Rapid mobilisation of health resources backed by community trust enabled a national response to the pandemic that will shape future emergency plans, a leading government official said at Arab Health in Dubai.
Dr Farida Al Hosani, executive director of infection diseases at Abu Dhabi Public Health Centre, said the UAE set new standards in how to react to a pandemic and plan for future crises.
“Our strength in the UAE was healthcare readiness, adapting technologies, unified communication, effective collaboration and our emergency response system,” said Dr Al Hosani at a Covid-19 special edition conference at the health exhibition.
“Trust between the community and government was crucial.
“The combined response allowed us to handle the pandemic in the best possible way that was recognised internationally as being one of the top global responses.”
Dr Al Hosani showed how measures such as the first lockdown and remote learning in March 2020 through to the vaccine roll-out aligned with national case numbers.
Expanding surveillance teams, heat maps and deployment of field medical teams to covid hot spots like Naif in Dubai and Al Mussafah in Abu Dhabi quelled localised outbreaks.

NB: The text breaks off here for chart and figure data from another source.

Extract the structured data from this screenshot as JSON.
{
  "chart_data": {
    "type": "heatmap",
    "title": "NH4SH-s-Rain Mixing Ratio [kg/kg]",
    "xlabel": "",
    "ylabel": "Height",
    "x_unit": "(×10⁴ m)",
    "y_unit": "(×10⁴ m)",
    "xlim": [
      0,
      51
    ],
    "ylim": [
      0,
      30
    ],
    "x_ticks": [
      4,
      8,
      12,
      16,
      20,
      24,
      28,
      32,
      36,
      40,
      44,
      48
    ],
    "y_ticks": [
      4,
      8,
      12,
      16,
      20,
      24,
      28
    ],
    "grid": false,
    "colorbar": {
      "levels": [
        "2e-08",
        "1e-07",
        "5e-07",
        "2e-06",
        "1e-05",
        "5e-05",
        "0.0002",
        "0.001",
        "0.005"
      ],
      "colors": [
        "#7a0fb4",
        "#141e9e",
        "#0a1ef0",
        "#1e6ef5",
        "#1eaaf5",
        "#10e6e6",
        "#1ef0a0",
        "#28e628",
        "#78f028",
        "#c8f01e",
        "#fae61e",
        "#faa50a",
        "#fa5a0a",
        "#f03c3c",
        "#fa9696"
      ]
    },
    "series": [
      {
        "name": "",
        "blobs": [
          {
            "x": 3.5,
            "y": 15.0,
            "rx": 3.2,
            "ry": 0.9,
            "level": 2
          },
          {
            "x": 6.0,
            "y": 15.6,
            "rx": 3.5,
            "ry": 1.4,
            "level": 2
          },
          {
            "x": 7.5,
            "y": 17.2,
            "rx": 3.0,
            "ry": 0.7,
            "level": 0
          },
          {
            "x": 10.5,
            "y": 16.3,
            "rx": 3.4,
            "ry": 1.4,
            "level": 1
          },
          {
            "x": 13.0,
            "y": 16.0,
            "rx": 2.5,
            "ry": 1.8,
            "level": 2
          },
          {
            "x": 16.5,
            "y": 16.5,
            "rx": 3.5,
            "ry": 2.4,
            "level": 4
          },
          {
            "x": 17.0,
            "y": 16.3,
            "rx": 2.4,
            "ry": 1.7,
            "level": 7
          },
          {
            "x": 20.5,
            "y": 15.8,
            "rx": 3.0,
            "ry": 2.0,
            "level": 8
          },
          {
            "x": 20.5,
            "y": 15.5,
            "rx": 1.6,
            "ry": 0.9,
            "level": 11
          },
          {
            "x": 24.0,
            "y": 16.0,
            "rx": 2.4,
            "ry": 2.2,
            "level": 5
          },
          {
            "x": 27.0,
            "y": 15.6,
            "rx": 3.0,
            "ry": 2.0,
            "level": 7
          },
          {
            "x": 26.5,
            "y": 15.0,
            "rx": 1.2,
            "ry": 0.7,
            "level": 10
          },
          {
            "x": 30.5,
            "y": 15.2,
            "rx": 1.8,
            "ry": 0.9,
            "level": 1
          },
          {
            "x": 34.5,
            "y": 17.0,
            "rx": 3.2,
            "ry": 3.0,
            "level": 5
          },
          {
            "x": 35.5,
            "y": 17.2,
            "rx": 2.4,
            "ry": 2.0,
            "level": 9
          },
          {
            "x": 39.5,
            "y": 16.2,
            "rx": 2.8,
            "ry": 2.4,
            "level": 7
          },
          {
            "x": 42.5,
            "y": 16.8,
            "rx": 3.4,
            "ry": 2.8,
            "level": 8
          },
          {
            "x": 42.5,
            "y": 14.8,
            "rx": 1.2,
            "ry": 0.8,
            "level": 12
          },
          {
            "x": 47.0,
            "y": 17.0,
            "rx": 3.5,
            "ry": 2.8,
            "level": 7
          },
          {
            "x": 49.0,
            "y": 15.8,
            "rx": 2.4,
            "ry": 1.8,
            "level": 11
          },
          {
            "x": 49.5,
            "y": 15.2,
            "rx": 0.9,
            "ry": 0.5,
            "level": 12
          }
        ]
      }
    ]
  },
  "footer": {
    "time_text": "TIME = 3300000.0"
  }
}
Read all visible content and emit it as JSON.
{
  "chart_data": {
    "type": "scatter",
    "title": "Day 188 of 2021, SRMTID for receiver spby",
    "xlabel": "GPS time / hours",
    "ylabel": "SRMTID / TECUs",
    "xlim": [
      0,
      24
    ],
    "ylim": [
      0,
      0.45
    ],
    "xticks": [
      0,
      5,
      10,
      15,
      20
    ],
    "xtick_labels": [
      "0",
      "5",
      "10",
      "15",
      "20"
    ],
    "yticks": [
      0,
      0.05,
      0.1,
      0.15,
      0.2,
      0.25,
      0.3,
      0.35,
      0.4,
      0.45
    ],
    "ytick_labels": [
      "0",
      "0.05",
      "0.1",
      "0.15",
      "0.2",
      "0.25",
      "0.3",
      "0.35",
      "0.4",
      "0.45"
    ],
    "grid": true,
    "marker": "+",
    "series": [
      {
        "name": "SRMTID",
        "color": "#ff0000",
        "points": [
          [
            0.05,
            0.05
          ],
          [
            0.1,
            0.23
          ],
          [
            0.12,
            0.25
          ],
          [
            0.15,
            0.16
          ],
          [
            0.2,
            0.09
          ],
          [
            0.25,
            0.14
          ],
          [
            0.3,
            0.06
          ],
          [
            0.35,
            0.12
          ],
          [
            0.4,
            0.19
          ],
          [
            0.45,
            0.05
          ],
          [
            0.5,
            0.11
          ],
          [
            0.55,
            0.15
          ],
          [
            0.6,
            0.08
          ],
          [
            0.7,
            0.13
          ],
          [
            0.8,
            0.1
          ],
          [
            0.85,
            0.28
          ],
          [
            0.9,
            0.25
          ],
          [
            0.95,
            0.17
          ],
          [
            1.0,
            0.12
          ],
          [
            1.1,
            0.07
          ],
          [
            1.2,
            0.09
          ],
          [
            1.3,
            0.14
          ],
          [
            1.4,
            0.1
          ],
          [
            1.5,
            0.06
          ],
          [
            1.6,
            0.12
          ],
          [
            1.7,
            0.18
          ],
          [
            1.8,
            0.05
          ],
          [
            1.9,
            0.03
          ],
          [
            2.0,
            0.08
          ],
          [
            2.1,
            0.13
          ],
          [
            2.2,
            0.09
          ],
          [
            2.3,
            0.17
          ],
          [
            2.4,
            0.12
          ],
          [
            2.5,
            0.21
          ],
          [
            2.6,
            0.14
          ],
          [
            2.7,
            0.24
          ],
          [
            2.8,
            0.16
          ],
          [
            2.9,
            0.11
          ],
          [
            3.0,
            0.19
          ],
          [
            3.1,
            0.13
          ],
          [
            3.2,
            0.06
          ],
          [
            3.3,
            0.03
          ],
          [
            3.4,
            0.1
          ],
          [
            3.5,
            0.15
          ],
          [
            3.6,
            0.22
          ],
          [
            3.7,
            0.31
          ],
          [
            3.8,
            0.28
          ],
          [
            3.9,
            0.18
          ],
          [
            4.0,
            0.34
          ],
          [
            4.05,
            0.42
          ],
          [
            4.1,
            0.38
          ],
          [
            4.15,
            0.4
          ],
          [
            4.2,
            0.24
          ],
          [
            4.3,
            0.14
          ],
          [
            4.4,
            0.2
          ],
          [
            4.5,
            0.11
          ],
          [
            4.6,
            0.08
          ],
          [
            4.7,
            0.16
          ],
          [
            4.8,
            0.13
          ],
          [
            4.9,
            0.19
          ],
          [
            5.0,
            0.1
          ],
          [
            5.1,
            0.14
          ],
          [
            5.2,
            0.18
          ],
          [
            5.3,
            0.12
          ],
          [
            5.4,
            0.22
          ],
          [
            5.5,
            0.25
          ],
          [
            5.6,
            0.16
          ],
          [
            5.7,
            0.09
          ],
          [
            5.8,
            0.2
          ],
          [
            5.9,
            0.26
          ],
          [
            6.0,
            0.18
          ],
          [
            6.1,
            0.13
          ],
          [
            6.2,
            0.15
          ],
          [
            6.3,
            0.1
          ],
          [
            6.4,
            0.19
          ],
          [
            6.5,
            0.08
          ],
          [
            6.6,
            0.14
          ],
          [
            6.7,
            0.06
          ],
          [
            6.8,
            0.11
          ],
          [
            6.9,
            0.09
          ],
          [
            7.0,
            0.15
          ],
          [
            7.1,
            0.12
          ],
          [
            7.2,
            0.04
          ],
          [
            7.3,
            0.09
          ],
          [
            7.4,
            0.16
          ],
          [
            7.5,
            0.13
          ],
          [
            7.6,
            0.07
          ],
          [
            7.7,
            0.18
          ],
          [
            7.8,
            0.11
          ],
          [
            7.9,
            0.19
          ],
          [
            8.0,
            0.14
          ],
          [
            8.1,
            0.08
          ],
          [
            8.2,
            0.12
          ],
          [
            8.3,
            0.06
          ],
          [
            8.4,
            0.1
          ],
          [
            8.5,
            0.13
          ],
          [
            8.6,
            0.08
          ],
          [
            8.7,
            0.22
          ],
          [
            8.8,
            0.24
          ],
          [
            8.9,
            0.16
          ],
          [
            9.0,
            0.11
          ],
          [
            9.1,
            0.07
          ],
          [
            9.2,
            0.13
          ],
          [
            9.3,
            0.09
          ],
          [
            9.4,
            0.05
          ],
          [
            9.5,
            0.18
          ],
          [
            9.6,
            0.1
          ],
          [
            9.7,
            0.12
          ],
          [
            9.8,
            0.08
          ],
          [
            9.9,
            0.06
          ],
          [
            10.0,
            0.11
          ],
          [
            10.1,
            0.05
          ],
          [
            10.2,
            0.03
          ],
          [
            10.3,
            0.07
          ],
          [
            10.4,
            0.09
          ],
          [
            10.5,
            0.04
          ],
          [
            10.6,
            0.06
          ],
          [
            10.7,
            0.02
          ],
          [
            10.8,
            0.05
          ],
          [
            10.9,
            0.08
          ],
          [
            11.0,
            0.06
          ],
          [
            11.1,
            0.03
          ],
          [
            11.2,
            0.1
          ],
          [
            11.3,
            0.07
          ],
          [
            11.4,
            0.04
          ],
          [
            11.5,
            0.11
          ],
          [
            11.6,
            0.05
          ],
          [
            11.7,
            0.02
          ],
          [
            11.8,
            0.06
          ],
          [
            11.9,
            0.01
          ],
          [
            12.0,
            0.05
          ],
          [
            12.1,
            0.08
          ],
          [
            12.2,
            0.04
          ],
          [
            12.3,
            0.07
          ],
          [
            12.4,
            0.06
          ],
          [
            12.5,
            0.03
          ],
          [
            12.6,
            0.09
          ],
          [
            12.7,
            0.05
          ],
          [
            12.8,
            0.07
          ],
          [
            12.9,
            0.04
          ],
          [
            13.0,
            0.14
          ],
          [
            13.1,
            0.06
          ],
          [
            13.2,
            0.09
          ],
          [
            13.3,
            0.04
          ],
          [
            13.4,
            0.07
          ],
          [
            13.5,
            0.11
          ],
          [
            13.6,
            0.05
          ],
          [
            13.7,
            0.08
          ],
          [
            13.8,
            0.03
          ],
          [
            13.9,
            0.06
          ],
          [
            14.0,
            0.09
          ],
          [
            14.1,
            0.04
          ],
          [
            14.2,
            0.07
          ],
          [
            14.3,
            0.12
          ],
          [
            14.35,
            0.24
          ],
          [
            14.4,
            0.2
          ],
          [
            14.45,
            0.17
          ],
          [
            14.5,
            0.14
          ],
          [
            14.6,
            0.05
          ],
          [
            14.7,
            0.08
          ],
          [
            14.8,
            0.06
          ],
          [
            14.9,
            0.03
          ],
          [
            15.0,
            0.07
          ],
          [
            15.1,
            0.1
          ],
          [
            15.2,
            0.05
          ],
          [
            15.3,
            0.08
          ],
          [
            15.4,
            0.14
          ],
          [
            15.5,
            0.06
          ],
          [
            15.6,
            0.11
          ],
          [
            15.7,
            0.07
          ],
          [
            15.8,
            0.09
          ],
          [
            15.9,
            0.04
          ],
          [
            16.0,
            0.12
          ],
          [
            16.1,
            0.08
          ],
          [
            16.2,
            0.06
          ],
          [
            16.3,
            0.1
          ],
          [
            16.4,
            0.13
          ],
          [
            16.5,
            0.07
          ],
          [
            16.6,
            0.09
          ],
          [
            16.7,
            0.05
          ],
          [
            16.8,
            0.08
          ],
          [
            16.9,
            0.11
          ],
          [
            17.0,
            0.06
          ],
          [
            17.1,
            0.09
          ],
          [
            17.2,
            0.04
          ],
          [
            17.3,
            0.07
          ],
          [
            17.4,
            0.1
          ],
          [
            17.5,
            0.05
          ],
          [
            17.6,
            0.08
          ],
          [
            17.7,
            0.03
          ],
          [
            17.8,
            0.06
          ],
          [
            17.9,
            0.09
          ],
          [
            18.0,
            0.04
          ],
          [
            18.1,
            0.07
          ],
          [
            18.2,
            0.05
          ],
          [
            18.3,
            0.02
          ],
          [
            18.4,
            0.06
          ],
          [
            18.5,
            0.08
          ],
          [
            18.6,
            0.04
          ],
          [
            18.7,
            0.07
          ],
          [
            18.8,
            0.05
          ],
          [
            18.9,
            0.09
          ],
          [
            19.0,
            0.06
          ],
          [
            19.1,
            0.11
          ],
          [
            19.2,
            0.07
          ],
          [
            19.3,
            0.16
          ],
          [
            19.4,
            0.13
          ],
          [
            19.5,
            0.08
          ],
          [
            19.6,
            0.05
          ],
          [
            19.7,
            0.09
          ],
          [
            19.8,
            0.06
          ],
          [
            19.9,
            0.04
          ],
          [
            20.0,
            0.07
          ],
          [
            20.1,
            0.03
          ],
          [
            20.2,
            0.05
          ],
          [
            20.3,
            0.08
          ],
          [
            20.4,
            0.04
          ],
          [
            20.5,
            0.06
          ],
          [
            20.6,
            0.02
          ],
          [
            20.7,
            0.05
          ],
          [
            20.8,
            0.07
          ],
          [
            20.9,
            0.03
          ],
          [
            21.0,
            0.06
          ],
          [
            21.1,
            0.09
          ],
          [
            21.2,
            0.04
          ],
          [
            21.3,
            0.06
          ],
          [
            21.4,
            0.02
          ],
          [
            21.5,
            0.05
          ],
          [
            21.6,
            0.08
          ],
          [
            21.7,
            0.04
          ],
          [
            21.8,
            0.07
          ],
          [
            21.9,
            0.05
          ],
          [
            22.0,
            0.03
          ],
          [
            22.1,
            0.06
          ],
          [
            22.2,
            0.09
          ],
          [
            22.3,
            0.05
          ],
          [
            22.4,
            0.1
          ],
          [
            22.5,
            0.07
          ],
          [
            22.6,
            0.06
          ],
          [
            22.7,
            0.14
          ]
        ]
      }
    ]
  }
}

Lab testing on a mass scale was critical to managing new cases, while an effective home isolation programme encouraged support for those forced into quarantine to prevent further infections.
“Testing has saved the country, with a rapid expansion of capacity from around 2,000 a day in March 2020 to hundreds of thousands of tests today,” said Dr Al Hosani, the government’s official covid spokesperson.
“Our work with the public sector that understood the government strategy in expanding the testing programmes was hugely important, with 20 drive though testing centres opened across the country.
“The huge number of volunteers that helped with the vaccine trials in August helped the community understand that we had to wait for the vaccine, which was also important.”
Preparing the UAE for a national vaccine roll-out allowed health authorities to wrestle back control from the pandemic, so many could return to work and relative normality.
The launch of human trials with an inactive virus in August 2020 attracted more than 42,000 volunteers from 125 nationalities across six test centres.
A vaccine programme for frontline workers, the elderly and most vulnerable continued in September with a plan to protect 50 per cent of eligible target populations by the end of the first quarter of 2021.
That was followed by a phase three trial of the Russian-made Sputnik V vaccine in January, with 1000 more volunteers coming forward.
Dr Al Hosani said the international support offered by the UAE also played an important role in attacking the virus head on.
Aid included 4.25 million PCR test kits and 2,060 ventilators shipped around the world on 183 medical flights to 134 countries.
While mobile hospitals were established in Sudan, Guinea Conakry, Mauritania and Jordan and a clinic in Turkmenistan, the UAE aided the transport of two field hospitals from Norway and Belgium to Ghana and Ethiopia at a cost of $4 million.
“It is very hard to say that one measure worked better than another, but so far 2021 has been very different to 2020,” said Dr Al Hosani.
“Due to the vaccines and what we have learned in effective treatments, the severity of cases generally are much less than in the first wave.”